Dr. Hirsch says that three studies now confirm the A1C doesn’t give the full picture of someone’s diabetes management trends. He points out that many things can impact an A1C result, from medications to iron deficiencies that can cause false A1Cs. Hirsch even notes that racial disparities exist in A1Cs, as scientific data now shows that for some reason in African-Americans, glucose binds more to hemoglobin and that can lead to A1Cs that are on average .3% higher than in Caucasian PWDs.

Hirsch says that someone with an A1C of 8.0% can have an average glucose ranging anywhere from 120 to 210.

“You’re basically throwing a dart,” he says. “We use this number to guide us on our diabetes, telling us whether it’s safe to get pregnant, the effect on complications, whether someone is ‘compliant’ or not, and now to determine how doctors get reimbursed. But it doesn’t show the entire picture, and you really have to look more closely at each patient.”

Ah ha, see?! We knew it!

Revisiting Standard Deviation


My endo agreed it was certainly possible my A1C was inflated, and in keeping with Hirsch's work, recommend I also look at my standard deviation that measures how much your BG levels bounce up and down. (Reminder: low SD is good, high SD is bad, because it indicates big swings.)
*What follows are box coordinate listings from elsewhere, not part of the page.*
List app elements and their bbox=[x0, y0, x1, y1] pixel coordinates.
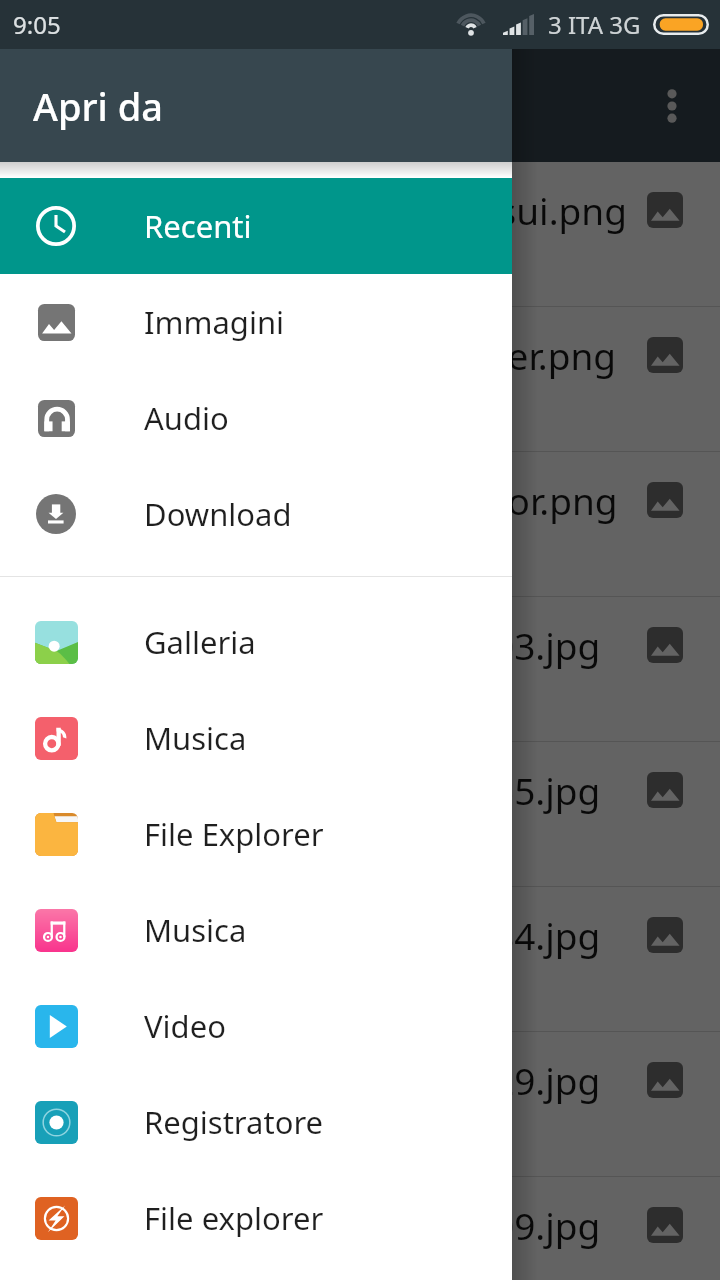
button[interactable]: Immagini bbox=[0, 274, 512, 370]
staticText: 9:05 bbox=[13, 8, 61, 41]
staticText: Immagini bbox=[144, 301, 285, 343]
button[interactable]: IMG_20161231_2213184.jpg bbox=[0, 887, 720, 1031]
staticText: IMG_20170102_1746155.jpg bbox=[112, 765, 601, 815]
button[interactable]: Download bbox=[0, 466, 512, 562]
button[interactable]: Recenti bbox=[0, 178, 512, 274]
button[interactable]: File explorer bbox=[0, 1170, 512, 1266]
button[interactable]: Video bbox=[0, 978, 512, 1074]
button[interactable]: Screenshot_2017-01-01-12-33-or.png bbox=[0, 452, 720, 596]
staticText: Musica bbox=[144, 717, 247, 759]
staticText: 3 ITA 3G bbox=[548, 8, 641, 41]
button[interactable]: IMG_20161229_1437109.jpg bbox=[0, 1177, 720, 1280]
button[interactable]: Galleria bbox=[0, 594, 512, 690]
staticText: IMG_20170103_0905103.jpg bbox=[112, 620, 601, 670]
button[interactable]: IMG_20170103_0905103.jpg bbox=[0, 597, 720, 741]
staticText: Screenshot_2017-01-03-09-05-sui.png bbox=[0, 185, 627, 235]
staticText: 14:23 1,2 MB bbox=[32, 1112, 216, 1150]
staticText: IMG_20161230_1812129.jpg bbox=[112, 1055, 601, 1105]
button[interactable]: Registratore bbox=[0, 1074, 512, 1170]
staticText: Screenshot_2017-01-01-12-33-or.png bbox=[0, 475, 618, 525]
staticText: Galleria bbox=[144, 621, 256, 663]
button[interactable]: Screenshot_2017-01-03-09-05-sui.png bbox=[0, 162, 720, 306]
button[interactable]: Musica bbox=[0, 882, 512, 978]
staticText: Video bbox=[144, 1005, 226, 1047]
staticText: File Explorer bbox=[144, 813, 324, 855]
staticText: IMG_20161231_2213184.jpg bbox=[112, 910, 601, 960]
staticText: File explorer bbox=[144, 1197, 324, 1239]
staticText: Download bbox=[144, 493, 292, 535]
staticText: IMG_20161229_1437109.jpg bbox=[112, 1200, 601, 1250]
button[interactable]: Screenshot_2017-01-02-17-46-er.png bbox=[0, 307, 720, 451]
staticText: 14:23 1,2 MB bbox=[32, 242, 216, 280]
staticText: Screenshot_2017-01-02-17-46-er.png bbox=[0, 330, 617, 380]
staticText: 14:23 1,2 MB bbox=[32, 822, 216, 860]
button[interactable]: More options bbox=[644, 78, 700, 134]
staticText: Recenti bbox=[144, 205, 252, 247]
button[interactable]: IMG_20170102_1746155.jpg bbox=[0, 742, 720, 886]
button[interactable]: Musica bbox=[0, 690, 512, 786]
button[interactable]: File Explorer bbox=[0, 786, 512, 882]
button[interactable]: IMG_20161230_1812129.jpg bbox=[0, 1032, 720, 1176]
staticText: 14:23 1,2 MB bbox=[32, 532, 216, 570]
staticText: Registratore bbox=[144, 1101, 324, 1143]
staticText: 14:23 1,2 MB bbox=[32, 387, 216, 425]
button[interactable]: Audio bbox=[0, 370, 512, 466]
staticText: Apri da bbox=[33, 80, 163, 132]
staticText: Musica bbox=[144, 909, 247, 951]
staticText: Audio bbox=[144, 397, 229, 439]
It's a bit of a confusing measure, but my doctor told me my deviation of 58 multiplied by 3 should be less than or equal to my average of 160 mg/dL, and mine came in just above that. So he described me as "borderline" but also said not to worry as I've been doing much better lately. That made me happy. It's important to note that you can also have a good A1C level with poor standard deviation in diabetes. So complex!

This all backs up what many of us have been preaching for many years: A1C is not the end-all, be-all measure for evaluating diabetes care. A low A1C that traditionally indicated "compliance" doesn't actually mean our blood sugars are staying in range as much as they should -- and it certainly doesn't take into account the dangerous Lows we may be experiencing. Same goes for the higher end of the scale.
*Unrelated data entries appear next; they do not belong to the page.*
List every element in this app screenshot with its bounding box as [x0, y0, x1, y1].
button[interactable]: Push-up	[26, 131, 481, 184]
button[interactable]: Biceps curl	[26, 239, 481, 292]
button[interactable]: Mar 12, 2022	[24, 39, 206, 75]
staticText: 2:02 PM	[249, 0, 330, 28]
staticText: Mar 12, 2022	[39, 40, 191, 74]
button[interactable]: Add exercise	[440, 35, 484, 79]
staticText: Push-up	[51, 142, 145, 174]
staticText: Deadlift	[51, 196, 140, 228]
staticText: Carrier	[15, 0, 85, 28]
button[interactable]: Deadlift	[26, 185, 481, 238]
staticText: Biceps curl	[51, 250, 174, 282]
On top of that, we're more than just a number, and there need to be other, more meaningful measures of "success" with diabetes.

FDA Looks "Beyond A1C"

Fortunately, I'm not the only one thinking about this. The FDA is soon holding a day-long public workshop on Diabetes Outcome Measures Beyond Hemoglobin A1C, facilitated by the agency's Centers for Drug Evaluation and Research (CDER), in partnership with JDRF, American Diabetes Association, American Association of Clinical Endos, JDRF, the DiaTribe Foundation and Scripps.
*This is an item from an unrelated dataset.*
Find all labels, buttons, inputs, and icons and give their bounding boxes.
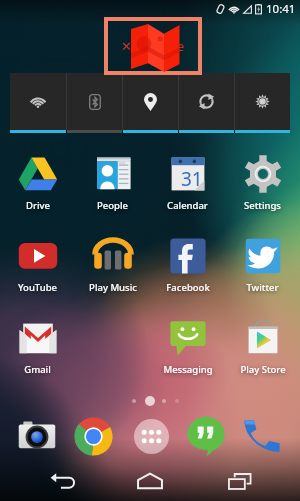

The meeting will delve into what the FDA should consider -- beyond A1C impact -- when evaluating new diabetes devices and drugs. This upcoming workshop follows the historic November 2014 webcast discussion between the FDA and Diabetes Online Community -- the one where so many people tuned in live that we ended up crashing the FDA's servers!

We're delighted to see this finally being officially addressed, as I personally can think back to my younger days when I'd say to my diabetes care team: "I'm not doing this for a better A1C, I'm doing this so that I am not having severe High or Low blood sugars!" Quality of life with diabetes is about keeping things steady, after all.

To me, I think it's important to look beyond A1C at three important data-points that are more reflective of how I'm doing:
  • Time In-Range: This is a key measure for me, because this is an indicator of how on track my diabetes management really is. 
  • Hypos: These are dangerous and can lead to scary situations where I lose the ability to think and treat myself, and possibly even consciousness. If these happen overnight, I might not ever wake up. So the fewer Lows, the better.
  • Glucose Variability: My blood sugars should be as smooth and steady as possible, since spikes and dips can lead to higher blood sugars and lows.
Personally, I just hope the FDA hears loud and clear: We are not just a number.